Politicians in Washington quickly recognized that intake from taxpayers would, for a time, exceed expenditures. So, in a manner sufficient to earn any Enron executive a trip to the slammer, Congress soon began pillaging the fund, using the money to supplement its insatiable quest for pork. Worse yet, it then covered its actions with a lie of unfathomable proportions. Ostensibly, such violation of public trust is assuaged by the substitution of IOU’s, offered as a — guarantee” of repayment. Consider the abject absurdity of this concept, and how it exemplifies the unbridled contempt with which these politicians regard the American people. Not even worth the paper it is written on, any government issued — IOU” simply concedes the fact that monies were indeed appropriated, and that sooner or later, somebody will be forced to repay them. Since governments cannot create wealth, and only possess that which can be forcibly extorted from the citizens, those promissory notes hold no monetary value whatsoever. Instead, they are nothing more than confessions of the original theft. If they are to be repaid, it will be by the very same citizenry that was overtaxed to create the surplus in the first place.

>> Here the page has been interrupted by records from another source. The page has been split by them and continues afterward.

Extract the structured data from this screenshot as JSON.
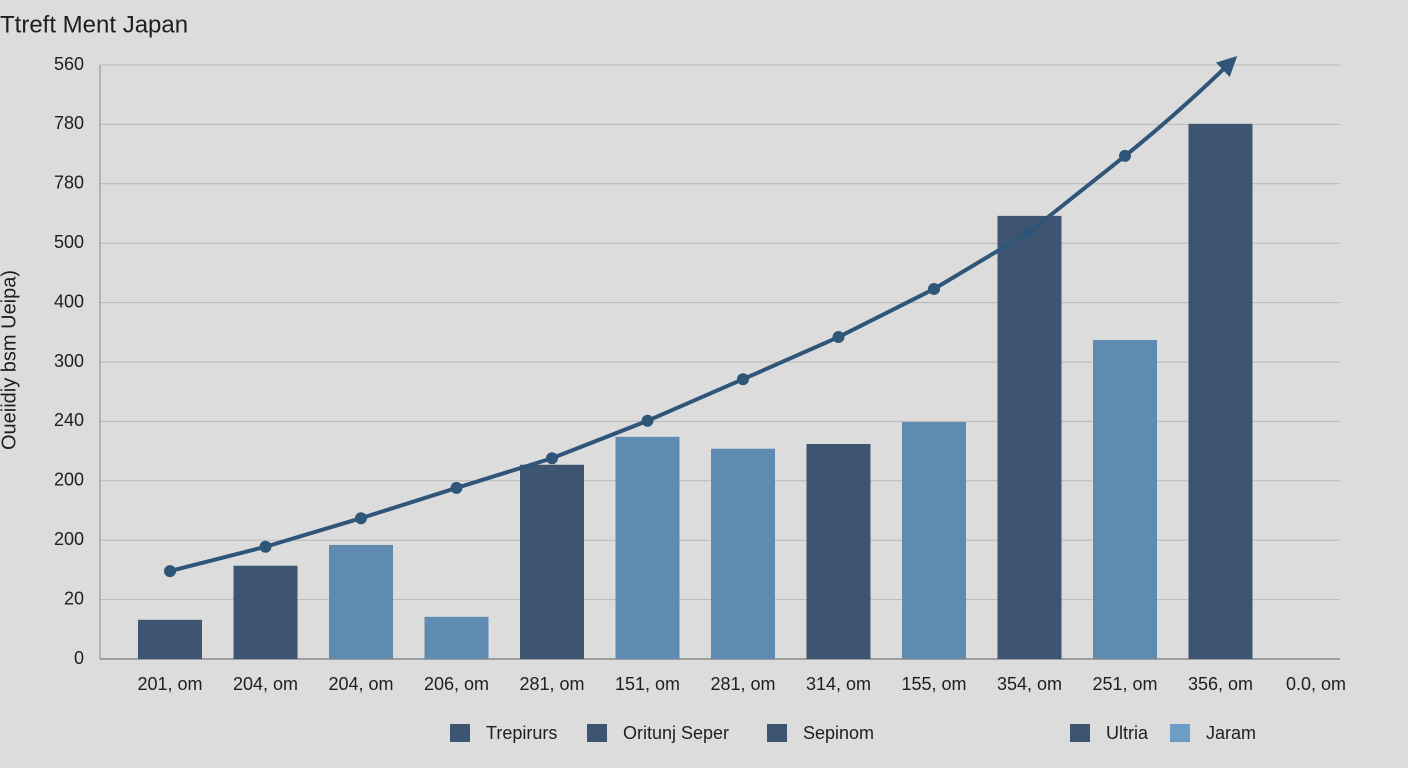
{
  "chart_data": {
    "type": "bar",
    "title": "Ttreft Ment Japan",
    "y_label": "Oueiidiy bsm Ueipa)",
    "categories": [
      "201, om",
      "204, om",
      "204, om",
      "206, om",
      "281, om",
      "151, om",
      "281, om",
      "314, om",
      "155, om",
      "354, om",
      "251, om",
      "356, om",
      "0.0, om"
    ],
    "series": [
      {
        "type": "bar",
        "colors": [
          "#3d5570",
          "#3d5570",
          "#5f8bb0",
          "#5f8bb0",
          "#3d5570",
          "#5f8bb0",
          "#5f8bb0",
          "#3d5570",
          "#5f8bb0",
          "#3d5570",
          "#5f8bb0",
          "#3d5570",
          null
        ],
        "values": [
          0.66,
          1.57,
          1.92,
          0.71,
          3.27,
          3.74,
          3.54,
          3.62,
          3.99,
          7.46,
          5.37,
          9.01,
          null
        ]
      },
      {
        "type": "line",
        "color": "#2f5578",
        "values": [
          1.48,
          1.89,
          2.37,
          2.88,
          3.38,
          4.01,
          4.71,
          5.42,
          6.23,
          7.19,
          8.47,
          null,
          null
        ]
      }
    ],
    "legend": [
      {
        "name": "Trepirurs",
        "color": "#3d5570"
      },
      {
        "name": "Oritunj Seper",
        "color": "#3d5570"
      },
      {
        "name": "Sepinom",
        "color": "#3d5570"
      },
      {
        "name": "Ultria",
        "color": "#3d5570"
      },
      {
        "name": "Jaram",
        "color": "#6f9cc2"
      }
    ],
    "ylim": [
      0,
      10
    ],
    "yticks": [
      0,
      {
        "value": 1,
        "label": "20"
      },
      {
        "value": 2,
        "label": "200"
      },
      {
        "value": 3,
        "label": "200"
      },
      {
        "value": 4,
        "label": "240"
      },
      {
        "value": 5,
        "label": "300"
      },
      {
        "value": 6,
        "label": "400"
      },
      {
        "value": 7,
        "label": "500"
      },
      {
        "value": 8,
        "label": "780"
      },
      {
        "value": 9,
        "label": "780"
      },
      {
        "value": 10,
        "label": "560"
      }
    ],
    "grid": true
  }
}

The problem for the politicians – especially Democrats – is practically insurmountable. Consider that they have the legacy of FDR to protect at all costs. But those are just table stakes compared to the pork the payroll tax permits – both sides of the aisle are guilty there. Then there is the huge constituency presently receiving checks from the system tied to the workers who will be mighty steamed if suddenly told that all the money they’ve “paid into the system” was actually a tax and is gone. This is why Social Security has traditionally been called the “third rail of American politics.”

President Bush’s idea to permit younger workers to voluntarily draw off some of the payroll tax into IRA-like personal accounts is a way of winding the system down without a political and economic meltdown. But even he can’t talk about the true nature of this Ponzi scheme without giving the game away. That the Democrats refuse to even discuss personal accounts is proof that they want to keep riding the carousel until the bitter end.